Key to understanding climate change

By decoding this form of communication, at the phase where the concentration of cells most increases with time (growth phase), the researchers believe this will provide vital clues to understanding world challenges such as climate change. Algae blooms are an element of climate change where cells multiply at a face pace, which the researchers hope they will be able to better mitigate from this new understanding.

For the first time, the research team were able to listen to the microalgae communicating by recording their electrical interactions extracellularly using sensitive and low resistance multi electrode arrays (MEAs). The recordings, taken over a period of hours, showed Diatom communication is cooperative and synchronized through the whole measured population.

Algae the world’s most important ‘plants’

Algae occur naturally in the majority of fresh and salt water. However, climate change is causing an increase in the formation of harmful algae blooms across the world. Warmer waters, high levels of nutrients from increased rain washing agricultural fertilisers into the water, and sufficient sunlight all contribute to the rise in algal blooms.

Algae blooms can be damaging to both aquatic ecosystems and humans. Thick blooms can block sunlight and deplete oxygen levels in the water needed by fish and other organisms to survive, and certain algae can produce toxins that can damage to the human nervous system by contaminating fish which are then eaten as well as causing eye and lung irritation as well as asthma.

Lead researcher and Lecturer in the University of Bath’s Department of Electrical & Electronic Engineering, Dr Paulo Rocha, said:

Algae are the world’s most important ‘plants’. They play a crucial role in the air we breathe, food we eat and pharmacological drugs we take including for cancer. Yet there is only so much we know about these amazing ‘plants’.

One such reason is because there are no methods to actually decode algae behaviours. This project has opened a new page in the understanding of algae signalling and will enable novel sensing technologies to predict the development of algae blooms and of an extensive range of stress-induced alterations in the aquatic ecosystem.

This interdisciplinary work has strong scientific and technological implications for probing ecological and physiological stress conditions in algae. It is anticipated that water companies will in the near future benefit from a control technology able to predict and impair harmful and toxic algae blooms by early detecting the onset of algae signals.

Director of the Water Innovation & Research Centre at the University of Bath (WIRC @ Bath), Professor Jan Hofman commented:

This is an exciting and important discovery. Understanding how algae behave is extremely important for water security in many areas in the world.
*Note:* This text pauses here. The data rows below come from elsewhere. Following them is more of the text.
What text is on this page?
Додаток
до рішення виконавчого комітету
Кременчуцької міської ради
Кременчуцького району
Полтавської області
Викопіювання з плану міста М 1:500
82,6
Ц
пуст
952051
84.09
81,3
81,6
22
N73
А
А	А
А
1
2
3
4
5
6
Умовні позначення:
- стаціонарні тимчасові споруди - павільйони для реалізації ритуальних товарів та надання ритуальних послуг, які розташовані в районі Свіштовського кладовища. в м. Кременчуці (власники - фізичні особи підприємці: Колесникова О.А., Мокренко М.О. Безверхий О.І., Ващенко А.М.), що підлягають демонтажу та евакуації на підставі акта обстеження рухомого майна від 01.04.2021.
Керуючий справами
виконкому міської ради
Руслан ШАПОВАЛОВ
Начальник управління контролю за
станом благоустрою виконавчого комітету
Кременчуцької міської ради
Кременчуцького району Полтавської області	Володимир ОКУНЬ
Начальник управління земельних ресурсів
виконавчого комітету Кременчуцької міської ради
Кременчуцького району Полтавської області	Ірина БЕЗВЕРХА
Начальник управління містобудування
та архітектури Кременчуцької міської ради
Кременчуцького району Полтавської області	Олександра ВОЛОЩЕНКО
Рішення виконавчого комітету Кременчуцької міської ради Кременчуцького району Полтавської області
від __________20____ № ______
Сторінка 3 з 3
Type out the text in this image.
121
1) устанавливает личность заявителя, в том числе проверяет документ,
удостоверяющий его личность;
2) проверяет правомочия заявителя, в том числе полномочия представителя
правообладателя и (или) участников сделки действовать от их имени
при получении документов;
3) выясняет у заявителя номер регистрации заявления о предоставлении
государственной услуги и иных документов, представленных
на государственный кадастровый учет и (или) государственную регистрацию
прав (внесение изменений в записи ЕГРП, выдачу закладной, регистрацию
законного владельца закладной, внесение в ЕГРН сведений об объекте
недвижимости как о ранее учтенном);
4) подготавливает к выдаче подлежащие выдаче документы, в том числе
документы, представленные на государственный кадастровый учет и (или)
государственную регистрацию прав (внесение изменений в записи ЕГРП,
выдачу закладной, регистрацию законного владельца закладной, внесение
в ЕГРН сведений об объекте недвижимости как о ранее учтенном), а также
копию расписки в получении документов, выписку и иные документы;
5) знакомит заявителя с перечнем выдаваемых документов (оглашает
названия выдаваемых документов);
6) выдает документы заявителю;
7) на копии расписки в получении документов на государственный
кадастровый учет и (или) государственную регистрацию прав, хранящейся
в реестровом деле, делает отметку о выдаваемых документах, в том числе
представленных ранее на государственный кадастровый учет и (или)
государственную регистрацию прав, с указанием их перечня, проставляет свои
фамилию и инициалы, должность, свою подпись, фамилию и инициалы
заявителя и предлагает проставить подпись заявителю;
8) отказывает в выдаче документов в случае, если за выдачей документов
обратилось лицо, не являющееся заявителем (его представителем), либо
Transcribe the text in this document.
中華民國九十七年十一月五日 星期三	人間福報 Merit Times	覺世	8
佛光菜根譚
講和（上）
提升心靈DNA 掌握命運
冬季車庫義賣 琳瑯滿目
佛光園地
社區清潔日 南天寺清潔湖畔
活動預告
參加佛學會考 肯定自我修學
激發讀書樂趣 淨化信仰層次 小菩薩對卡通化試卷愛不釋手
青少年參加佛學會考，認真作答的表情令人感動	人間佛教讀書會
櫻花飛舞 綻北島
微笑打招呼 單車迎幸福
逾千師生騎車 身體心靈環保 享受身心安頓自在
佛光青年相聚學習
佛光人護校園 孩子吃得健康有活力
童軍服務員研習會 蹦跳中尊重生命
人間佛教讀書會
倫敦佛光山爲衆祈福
Algal blooms have significant impact on water quality and availability, but also can be used in engineered solutions to improve water quality. This project is an excellent example of how important multi-disciplinary water research is.

Cleaner water and cheaper water bills

In the longer term, this new knowledge could mean cleaner, more natural water and cheaper bills for water consumers as there will be a reduced need for water utility companies to use water treatment chemicals.